Farber: Microsoft has been making noise in the mid-market CRM space. Do you see that as a threat?
Robinson: With a company like MS being active in the CRM space, we have in fact found more organisations are becoming aware of what CRM can offer them and are getting a first taste of CRM-like solutions from MS.
What this MS activity has done is draw people's attention to the fact that CRM is not just about products and software, but about business needs and solutions. MS's involvement has in fact stimulated the market for Pivotal and put us on more people's radar.
Robinson: How has salesforce.com adapted its solution to meet the changing business needs of mid-market Australian companies and organisations?

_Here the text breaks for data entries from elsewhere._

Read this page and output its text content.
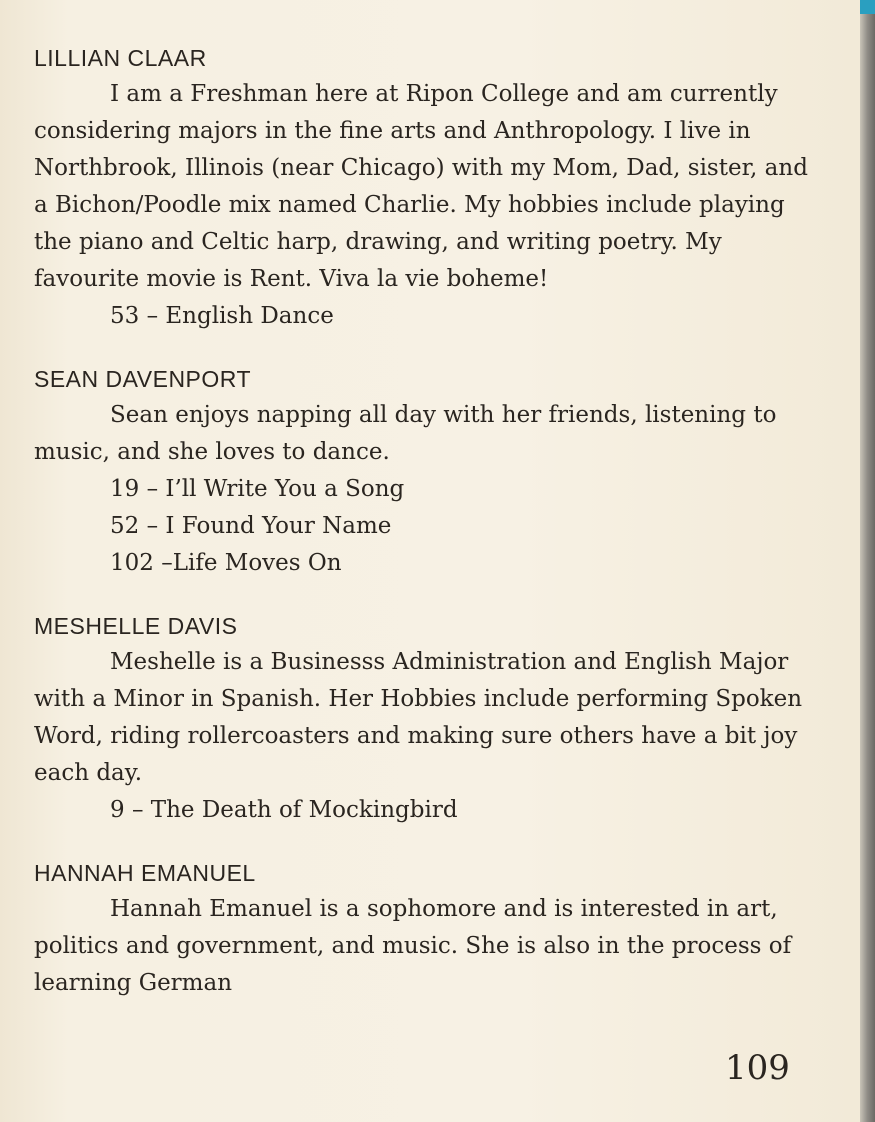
LILLIAN CLAAR

I am a Freshman here at Ripon College and am currently considering majors in the fine arts and Anthropology. I live in Northbrook, Illinois (near Chicago) with my Mom, Dad, sister, and a Bichon/Poodle mix named Charlie. My hobbies include playing the piano and Celtic harp, drawing, and writing poetry. My favourite movie is Rent. Viva la vie boheme!

53 – English Dance
SEAN DAVENPORT

Sean enjoys napping all day with her friends, listening to music, and she loves to dance.

19 – I’ll Write You a Song
52 – I Found Your Name
102 –Life Moves On
MESHELLE DAVIS

Meshelle is a Businesss Administration and English Major with a Minor in Spanish. Her Hobbies include performing Spoken Word, riding rollercoasters and making sure others have a bit joy each day.

9 – The Death of Mockingbird
HANNAH EMANUEL

Hannah Emanuel is a sophomore and is interested in art, politics and government, and music. She is also in the process of learning German

109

Farber: The same as we have the world over. We've listened to user feedback and given them the tools (such as easy customisation, customforce, multiforce, and sforce) to change our platform to suit their business as they see fit.Australian companies are not facing any challenges that other mature markets haven't experienced. Our proposition works well in any language, 'Strine, Spanish, or whatever -- it's simple to use, low risk, and easy to customise. It's not just technology that's a differentiator here, it's also service. Our Australian office is well staffed with experts who understand the local market and any emerging challenges. The Aussie market has responded incredibly well to our "give it a go" philosophy of providing free trials of the service to give proof of concept before companies need to buy.
We're not selling the same high-investment model as other software vendors. We provide an enterprise-class application for a fraction of the cost, risk, and complexity of other vendors.We benefit from customers who have had a traditional CRM package enforced on them, perhaps by an overseas head office, with little local support from the vendor or implementers, and decide to go under the radar and use salesforce.com.
Australia is more of a testimonial-based country, so if what you're doing works, by nature, everyone knows about it. And if it doesn't, everyone knows about it!